The Recycling Narrative vs. Reality: Why Israel Still Buries Its Waste

Arie Zauberman, Smart Waste Venture General Manager

The Times of Israel, March 29, 2026

For years, the conversation has revolved around a “recycling revolution” and the promise of a circular economy.

But when you look at the numbers, a different reality emerges.

In 2024, Israel generated 6.4 million tons of municipal waste – a 2% increase year over year. At the same time, recycling volumes dropped by 1.56 million tons compared to 2023.

This isn’t a temporary fluctuation. It’s a structural gap between ambition and execution.

The contrast becomes even sharper in a global context. Roughly 85% of Israel’s waste still ends up in landfills. In the European Union, that figure is closer to 35%, and across OECD countries, about 42%.

On a per capita basis, Israel produces 691 kilograms of waste annually – far above the 534-kilogram average in developed economies. Europe isn’t just generating less waste; it has built systems that know how to deal with it. Austria recycles around 60% of its waste, and in parts of Italy, that number reaches 80%.

So what’s holding Israel back?

It’s not technology.

Israel has the engineering capability and is already investing in advanced recycling and treatment facilities. The real issue lies elsewhere: policy design and economic incentives.

As long as landfilling remains the cheapest and easiest option for municipalities, recycling will never scale. Israel’s landfill levy remains significantly lower than in most European countries, where pricing mechanisms are deliberately structured to discourage landfill use. In some cases, untreated waste is simply banned from being buried.

And here’s the missed opportunity: nearly 70% of what we currently define as “waste” isn’t waste at all. It’s raw material – capable of being converted into energy, reused in industrial processes, and reintegrated into the economy.

Instead, much of it is mixed, buried, and effectively lost.

This is more than an environmental issue – it’s an economic failure. Valuable resources are being taken out of circulation, while the costs of pollution and land use continue to rise. In practice, we are paying twice: once for the damage, and again for the lost value.

The common response – adding more color-coded bins or expanding public awareness campaigns—misses the point.

Without the right infrastructure, these efforts cannot deliver meaningful results.

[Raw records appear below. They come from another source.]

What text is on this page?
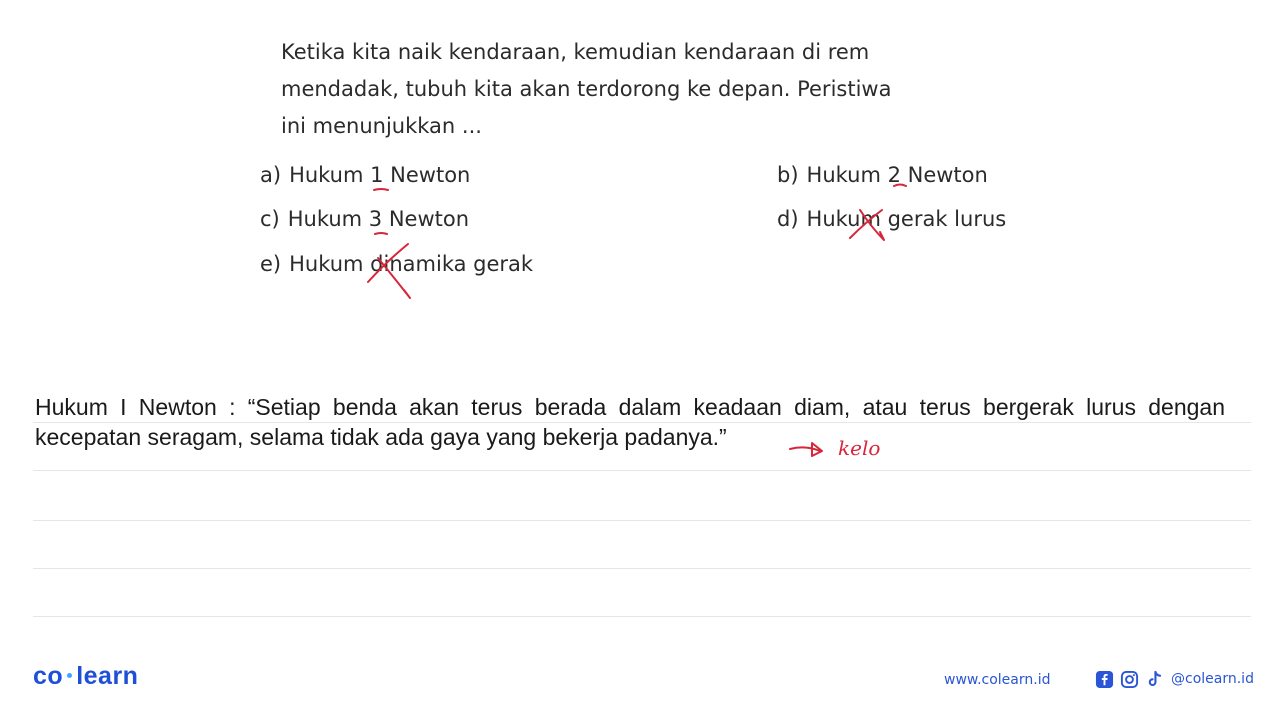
Ketika kita naik kendaraan, kemudian kendaraan di rem mendadak, tubuh kita akan terdorong ke depan. Peristiwa ini menunjukkan ...
a) Hukum 1 Newton	b) Hukum 2 Newton
c) Hukum 3 Newton	d) Hukum gerak lurus
e) Hukum dinamika gerak
Hukum I Newton : “Setiap benda akan terus berada dalam keadaan diam, atau terus bergerak lurus dengan kecepatan seragam, selama tidak ada gaya yang bekerja padanya.”	kelo
co learn	www.colearn.id	@colearn.id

Real change depends on large-scale investment in integrated waste treatment systems: facilities that sort, recover, and process materials at industrial scale. In such systems, metals, plastics, paper, and cardboard are separated and reintroduced into the supply chain. Organic waste is processed biologically, producing biogas and generating renewable electricity.

This is how landfill volumes can be reduced by more than 50%.
This is how a circular economy actually works – not as a concept, but as infrastructure.

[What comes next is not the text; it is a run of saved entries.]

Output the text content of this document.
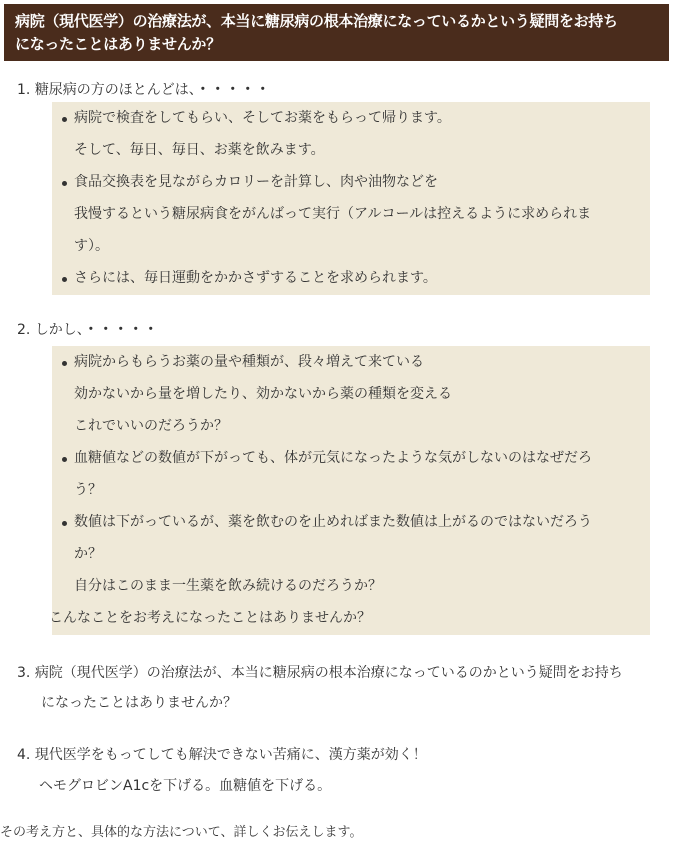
病院（現代医学）の治療法が、本当に糖尿病の根本治療になっているかという疑問をお持ち
になったことはありませんか？
1. 糖尿病の方のほとんどは、・・・・・
病院で検査をしてもらい、そしてお薬をもらって帰ります。
そして、毎日、毎日、お薬を飲みます。
食品交換表を見ながらカロリーを計算し、肉や油物などを
我慢するという糖尿病食をがんばって実行（アルコールは控えるように求められま
す）。
さらには、毎日運動をかかさずすることを求められます。
2. しかし、・・・・・
病院からもらうお薬の量や種類が、段々増えて来ている
効かないから量を増したり、効かないから薬の種類を変える
これでいいのだろうか？
血糖値などの数値が下がっても、体が元気になったような気がしないのはなぜだろ
う？
数値は下がっているが、薬を飲むのを止めればまた数値は上がるのではないだろう
か？
自分はこのまま一生薬を飲み続けるのだろうか？
こんなことをお考えになったことはありませんか？
3. 病院（現代医学）の治療法が、本当に糖尿病の根本治療になっているのかという疑問をお持ち
になったことはありませんか？
4. 現代医学をもってしても解決できない苦痛に、漢方薬が効く！
ヘモグロビンA1cを下げる。血糖値を下げる。
その考え方と、具体的な方法について、詳しくお伝えします。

The path forward is not complicated – but it does require decisive policy.

Landfilling must become economically unattractive. That means significantly increasing landfill taxes and redirecting those funds toward industries that rely on recycled materials. It also means creating incentives for municipalities and private operators to develop viable alternatives.

Regulation plays a critical role as well. Governments must set clear standards—not only for waste treatment, but also for the use of recycled materials in manufacturing. In the long term, landfilling untreated waste should not just be discouraged—it should be prohibited, much like the discharge of untreated wastewater into natural ecosystems.

Israel does not lack knowledge or technology.
It lacks a coherent, consistent policy framework.

And time is not on our side.

Every day, thousands of tons of recoverable materials are buried instead of reused. Every day, the gap between potential and reality grows wider.

The real question is no longer whether change is possible.
It is whether we are willing to make it happen.